…again for the first time…

Today I am spending most of my time in a room that I don’t typically like to log too many miles in. Due to what is likely some sort of rogue toy, I am replacing a toilet in my house today. I am not having it done, I am doing it. And for the record, my borderline toto-drake-toiletgermaphobic tendencies are being pushed right up to the line.

As there are many lessons that have crossed my mind today, the one that I will briefly mention is the correlation to John’s (really Jesus’s) word of correction to the Ephesian church in Revelation 2. John gave them this prescription:

Remember therefore from where you have fallen; repent, and do the works you did at first. If not, I will come to you and remove your lampstand from its place, unless you repent.

Revelation 2:5

Now, before any “first works” jokes regarding the toilet are taken too far, that is not what I’m referring to. It occurred to me that many years ago someone was in the same bathroom doing a job that was roughly the same one I’m doing today. Granted that person was installing a commode for the first time in the house and I am taking one out and replacing it, but the jobs are similar in scope. What was interesting was how the same job, or work, can mean something much different depending on our current position. The plumber that did this the first time was either part of a construction crew, or he was a sub-contractor whose task was to install fixtures and pipes and then be gone. I, on the other hand, actually live in this house and it’s going to be my posterior riding on top of whatever work I do today.

If the Ephesians took John’s wise counsel to heart and redid their “first works”, wouldn’t it have felt different than when they did them the first time? They were all in different stages of life, they had all acquired more knowledge of God since the first time, and they had found out that some persecution accompanied a first century decision to follow Jesus Christ. There is no way it felt the same as it did the first time.

I’ve had conversations with people and heard testimonies in which they relish in the “first time”. There can easily be a romanticized sense of “it’ll never be like it was the first time Jesus called my name”, or some other similar story. I don’t particularly believe that, and I’ll offer one reason (though there are others) why. Though Peter catches most of the ire for his denial the night of Jesus’s arrest, all eleven remaining disciples abandoned the Lord that night, including the same John that penned these words to the church at Ephesus. He took off into the darkness like a cat on fire and he, later, had to come to grips with his own guilt and sorrow after the fact. Before he is known as “the disciple that Jesus loved”, we see him as “the disciple that Jesus couldn’t find”. John, in his first three years of “soteriological bliss” (salvation joy), was unable to stand by Jesus in the face of trouble, but 50+ years into his journey with the Lord John could handle being dumped in boiling oil and then exiled to a penal colony on the island of Patmos. It would seem to bear out that his “first time”, while wonderful and awe-inspiring, was not greater than the subsequent years.

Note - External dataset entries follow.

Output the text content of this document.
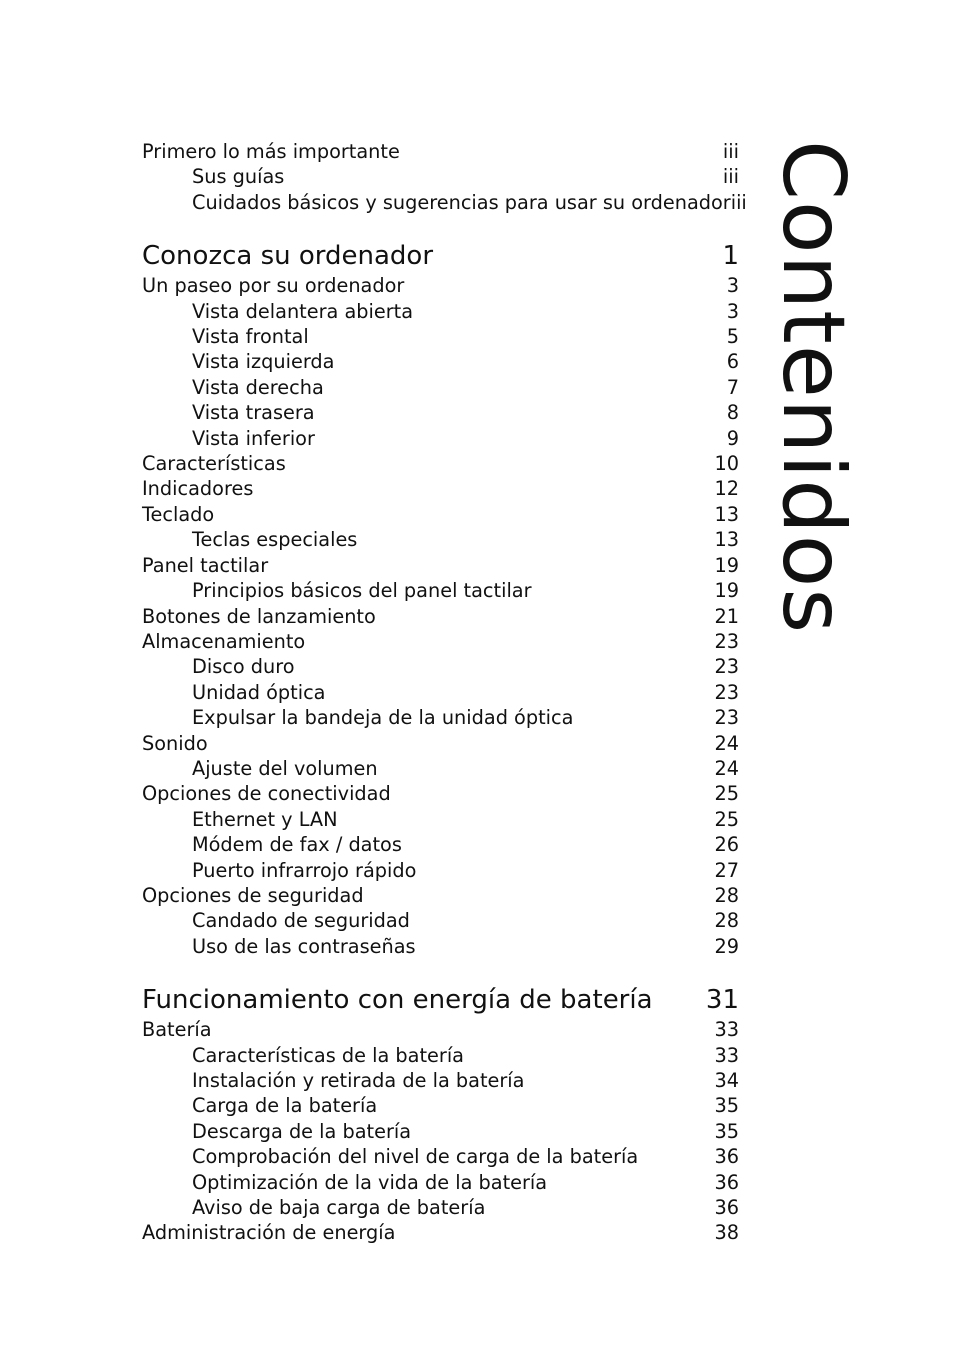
Primero lo más importante	iii
Sus guías	iii
Cuidados básicos y sugerencias para usar su ordenador iii
Conozca su ordenador	1
Un paseo por su ordenador	3
Vista delantera abierta	3
Vista frontal	5
Vista izquierda	6
Vista derecha	7
Vista trasera	8
Vista inferior	9
Características	10
Indicadores	12
Teclado	13
Teclas especiales	13
Panel tactilar	19
Principios básicos del panel tactilar	19
Botones de lanzamiento	21
Almacenamiento	23
Disco duro	23
Unidad óptica	23
Expulsar la bandeja de la unidad óptica	23
Sonido	24
Ajuste del volumen	24
Opciones de conectividad	25
Ethernet y LAN	25
Módem de fax / datos	26
Puerto infrarrojo rápido	27
Opciones de seguridad	28
Candado de seguridad	28
Uso de las contraseñas	29
Funcionamiento con energía de batería 31
Batería	33
Características de la batería	33
Instalación y retirada de la batería	34
Carga de la batería	35
Descarga de la batería	35
Comprobación del nivel de carga de la batería	36
Optimización de la vida de la batería	36
Aviso de baja carga de batería	36
Administración de energía	38
Contenidos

I’ve walked down what could seem to be a peripheral point about John’s life because I believe John illustrates something important. I believe that John was a master of the “first works”. His epistles are not esoteric theological statements about fringe ideas and topics, they are about love and relationship. What John found, and what I believe we will find, is that the healthy Christian life, the kind of faith journey that will lead us into deeper meaning, nearer relationship with God, and more joy in the end than the beginning consists of exactly what the Ephesians were told to embrace, the “first works”. The reason I believe this to be true is because of the toilet that I’m working on…stay with me.

The gentleman that installed that toilet so many years ago had nothing invested in it other than a little time and his reputation as a plumber that does a good job. He did a good job for an agreed upon wage at a house he may have never been to on Jaben Drive in Greenville, South Carolina. The “first toilet works” were done for honorable purposes and they have served well over the course of time. But now I’m the one working, I’m doing the “first toilet works” again, and it couldn’t be more different. To keep things above board, I’ll just say that I’m no stranger to that bathroom or that toilet 🙂 . What’s more, I’ve helped and watched my daughter potty-train on that toilet, in that bathroom. Re-doing the “first works” at this stage of the game has a completely different level of care and concern. This actually means something now.

Perhaps this has been scattered, considering where my hands have been today I think this is pretty miraculous, but here’s the point: the things we did at first should be the things we are doing now. The “first works” don’t stagnate simply because we are constantly growing. The more deeply we are invested in the life of following the Jesus the deeper we realize the “first works” are. The things we do don’t have to change, we are the ones that change. Newlyweds may like to hold hands, but how much different is it for a married couple of 60 years, with all the pain, joy, grief, experience, laughter, and tears? Both couples are doing the same thing, one of the “first things”, but how much deeper is the grasp of those leathery, arthritic hands when they find each other?

Do the first things friends, eventually we will see that they are the only things. And I know I didn’t define “first things” today, but if you don’t remember, then maybe it’s time to sit still, quiet, and focused and let the memory of those days surge up into your mind from your heart. People don’t forget how to hold hands, they just stop doing it.